The Pensions Authority held a seminar on 27 January 2016 in Dublin where the Pensions Regulator, Brendan Kennedy, set out the Authority's plans for the industry for the next five years and highlighted areas which are a cause for concern.

The Pensions Regulator expressed concern with the current low interest rate environment and the negative affect this was having on pension scheme funding. Initially, it was hoped that the interest rates would bounce back, but the industry is slowly coming to the realisation that low interest rates may be with us for years to come. Market losses and market volatility were highlighted as other issues affecting the sector.

The Pensions Regulator highlighted that Defined Benefit (DB) pension schemes were still the focus of much attention of the Pensions Authority. There are over 700 DB schemes in Ireland. This number has fallen by approximately 400 in the last six years due to DB scheme wind-up. The Pensions Regulator emphasised that the key areas of concern from a DB perspective were poor communication, high charges and poor investment.

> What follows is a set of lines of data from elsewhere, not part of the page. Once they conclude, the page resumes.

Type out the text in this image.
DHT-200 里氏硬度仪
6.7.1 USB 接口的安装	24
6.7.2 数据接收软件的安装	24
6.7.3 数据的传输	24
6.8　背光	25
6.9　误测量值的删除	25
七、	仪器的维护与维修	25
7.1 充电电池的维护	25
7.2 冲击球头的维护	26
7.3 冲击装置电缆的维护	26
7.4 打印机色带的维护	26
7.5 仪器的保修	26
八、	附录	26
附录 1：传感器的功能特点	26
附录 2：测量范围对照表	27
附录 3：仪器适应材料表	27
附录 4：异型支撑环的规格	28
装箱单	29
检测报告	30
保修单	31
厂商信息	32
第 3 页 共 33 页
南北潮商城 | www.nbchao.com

When it comes to Defined Contribution (DC) pension schemes, the Pensions Regulator believes that the gap that exists between a member's expectation and the reality of what a member receives at retirement is a problem. The Pensions Regulator stated that it was "worrying how many people don't know what to expect" when it came to retirement income. He indicated that poor administration and high costs were areas the Pensions Authority were focusing on.

In terms of the Pensions Authority's five year plan, the following were highlighted as specific goals:

  1. Increasing the level of visible oversight of occupational pension schemes and PRSAs
  2. Setting clear expectations of trustees and pensions professionals
  3. Providing a reliable information service for the public
  4. Setting out proposals for legislative change

In the short-term the Pensions Authority intends to focus on the area of compliance. This will involve responding to compliance queries, making on-site visits and undertaking audits of pension schemes. The Pensions Authority also intends to continue to work with DB schemes that fail the funding standard, but highlighted that there are a number of schemes where the only option may be wind-up.

A particularly insightful moment of the seminar occurred when the Pensions Regulator recounted a story of a friend who asked for help deciphering a letter that he had received outlining his options at retirement. The letter had been produced by a large pensions consultancy, but it still took the Pensions Regulator "several hours and a calculator" to make sense of it.

If the Pensions Regulator himself was befuddled by the content of the letter then what chance would a person with no pensions experience have!

It is clear that the next five years will see an increasing focus by the Pensions Authority on the compliance of pension scheme trustees, employers and professionals with the legislative requirements. However, the pensions industry needs to be conscious that in adhering to these legislative requirements they do not produce material that only serves to confuse rather than educate, as the Pensions Authority will be watching!